In Heitman’s test, the horses who breathed in the lavender scented air had lower levels of cortisol – a hormone the body releases under stress – compared to the control horses.
And Moshfegh used Pavlovian fear conditioning to test the effects of orange essential oil. The mice were conditioned to associate fear with a particular sound, and would then freeze in fear when they heard it again. Over time, after hearing the sound repeatedly, the mice become less afraid.
The researchers found the terrified mice who sniffed the orange aroma recovered from their fear faster than the mice who didn’t.
But is there anything inherently calming about the scent of lavender or orange?
Generally, the brain puts smells into one of two categories: smells that are “hard-wired” into our evolution – for instance, pheromones for mating purposes – and smells that are learned.
In other words, most of the time we think a smell is pleasant because we’ve learned pleasant associations with it.
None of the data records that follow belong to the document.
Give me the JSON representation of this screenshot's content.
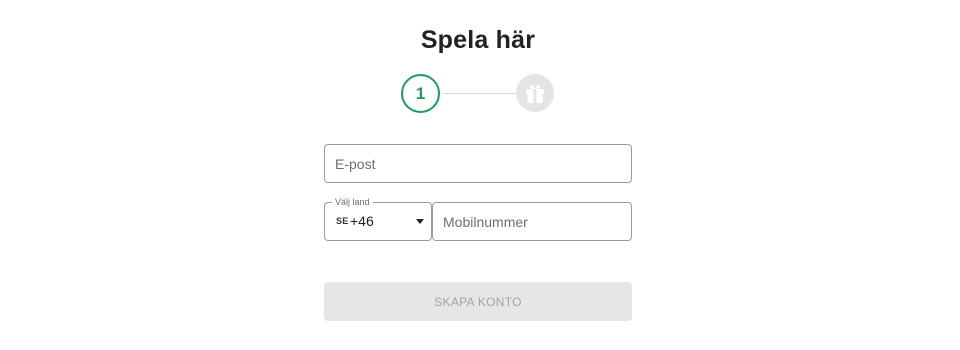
{
  "heading": "Spela här",
  "stepper": {
    "current_step": "1",
    "gift_icon": "gift-icon",
    "active_color": "#1aa05a"
  },
  "form": {
    "email_placeholder": "E-post",
    "country": {
      "legend": "Välj land",
      "code": "SE",
      "dial_code": "+46",
      "arrow_icon": "caret-down-icon"
    },
    "phone_placeholder": "Mobilnummer",
    "submit_label": "SKAPA KONTO"
  }
}
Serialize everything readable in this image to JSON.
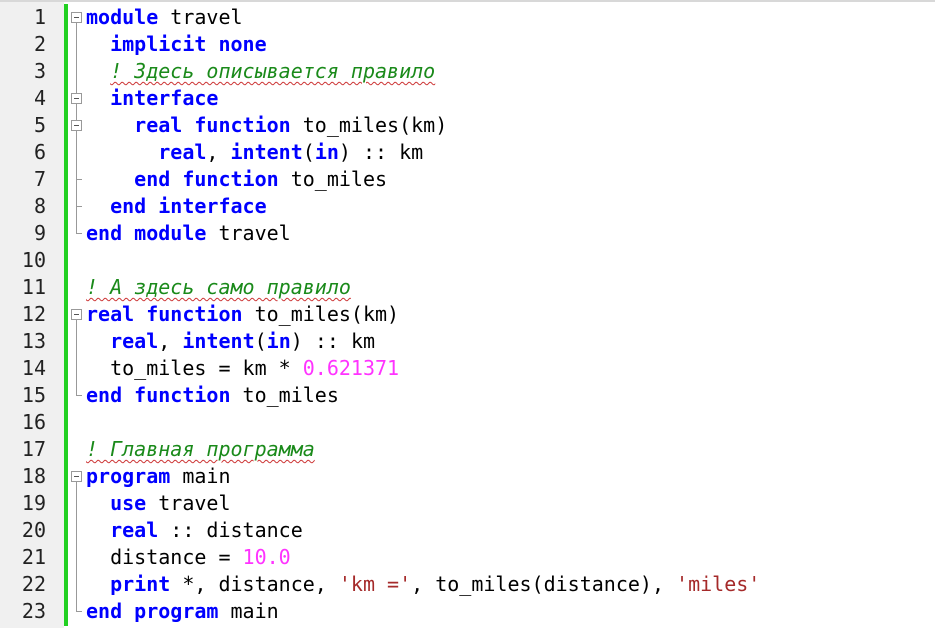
{
  "colors": {
    "keyword": "#0000ff",
    "comment": "#1a8a1a",
    "number": "#ff33ff",
    "string": "#a52a2a",
    "change_bar": "#22d022"
  },
  "lines": [
    {
      "n": "1",
      "tokens": [
        [
          "kw",
          "module"
        ],
        [
          "p",
          " travel"
        ]
      ]
    },
    {
      "n": "2",
      "tokens": [
        [
          "p",
          "  "
        ],
        [
          "kw",
          "implicit none"
        ]
      ]
    },
    {
      "n": "3",
      "tokens": [
        [
          "p",
          "  "
        ],
        [
          "cm",
          "! Здесь описывается правило"
        ]
      ]
    },
    {
      "n": "4",
      "tokens": [
        [
          "p",
          "  "
        ],
        [
          "kw",
          "interface"
        ]
      ]
    },
    {
      "n": "5",
      "tokens": [
        [
          "p",
          "    "
        ],
        [
          "kw",
          "real function"
        ],
        [
          "p",
          " to_miles(km)"
        ]
      ]
    },
    {
      "n": "6",
      "tokens": [
        [
          "p",
          "      "
        ],
        [
          "kw",
          "real"
        ],
        [
          "p",
          ", "
        ],
        [
          "kw",
          "intent"
        ],
        [
          "p",
          "("
        ],
        [
          "kw",
          "in"
        ],
        [
          "p",
          ") :: km"
        ]
      ]
    },
    {
      "n": "7",
      "tokens": [
        [
          "p",
          "    "
        ],
        [
          "kw",
          "end function"
        ],
        [
          "p",
          " to_miles"
        ]
      ]
    },
    {
      "n": "8",
      "tokens": [
        [
          "p",
          "  "
        ],
        [
          "kw",
          "end interface"
        ]
      ]
    },
    {
      "n": "9",
      "tokens": [
        [
          "kw",
          "end module"
        ],
        [
          "p",
          " travel"
        ]
      ]
    },
    {
      "n": "10",
      "tokens": []
    },
    {
      "n": "11",
      "tokens": [
        [
          "cm",
          "! А здесь само правило"
        ]
      ]
    },
    {
      "n": "12",
      "tokens": [
        [
          "kw",
          "real function"
        ],
        [
          "p",
          " to_miles(km)"
        ]
      ]
    },
    {
      "n": "13",
      "tokens": [
        [
          "p",
          "  "
        ],
        [
          "kw",
          "real"
        ],
        [
          "p",
          ", "
        ],
        [
          "kw",
          "intent"
        ],
        [
          "p",
          "("
        ],
        [
          "kw",
          "in"
        ],
        [
          "p",
          ") :: km"
        ]
      ]
    },
    {
      "n": "14",
      "tokens": [
        [
          "p",
          "  to_miles = km * "
        ],
        [
          "num",
          "0.621371"
        ]
      ]
    },
    {
      "n": "15",
      "tokens": [
        [
          "kw",
          "end function"
        ],
        [
          "p",
          " to_miles"
        ]
      ]
    },
    {
      "n": "16",
      "tokens": []
    },
    {
      "n": "17",
      "tokens": [
        [
          "cm",
          "! Главная программа"
        ]
      ]
    },
    {
      "n": "18",
      "tokens": [
        [
          "kw",
          "program"
        ],
        [
          "p",
          " main"
        ]
      ]
    },
    {
      "n": "19",
      "tokens": [
        [
          "p",
          "  "
        ],
        [
          "kw",
          "use"
        ],
        [
          "p",
          " travel"
        ]
      ]
    },
    {
      "n": "20",
      "tokens": [
        [
          "p",
          "  "
        ],
        [
          "kw",
          "real"
        ],
        [
          "p",
          " :: distance"
        ]
      ]
    },
    {
      "n": "21",
      "tokens": [
        [
          "p",
          "  distance = "
        ],
        [
          "num",
          "10.0"
        ]
      ]
    },
    {
      "n": "22",
      "tokens": [
        [
          "p",
          "  "
        ],
        [
          "kw",
          "print"
        ],
        [
          "p",
          " *, distance, "
        ],
        [
          "str",
          "'km ='"
        ],
        [
          "p",
          ", to_miles(distance), "
        ],
        [
          "str",
          "'miles'"
        ]
      ]
    },
    {
      "n": "23",
      "tokens": [
        [
          "kw",
          "end program"
        ],
        [
          "p",
          " main"
        ]
      ]
    }
  ]
}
“I’m having a hard time understanding how a mouse would associate the smell of orange with something nice, or even a horse with lavender,” Bekkers says.
But the results of both studies were preliminary, he adds, and speculates that lavender, for instance, might have a slight anaesthetic effect.
In the case of Moshfegh’s study, Bekkers cautions that the connection between aromatherapy and PTSD has not been confirmed.
“I wouldn’t want to encourage people to depend on aromatherapy. PTSD is a serious problem and people shouldn’t think they just need to smell something to feel better.”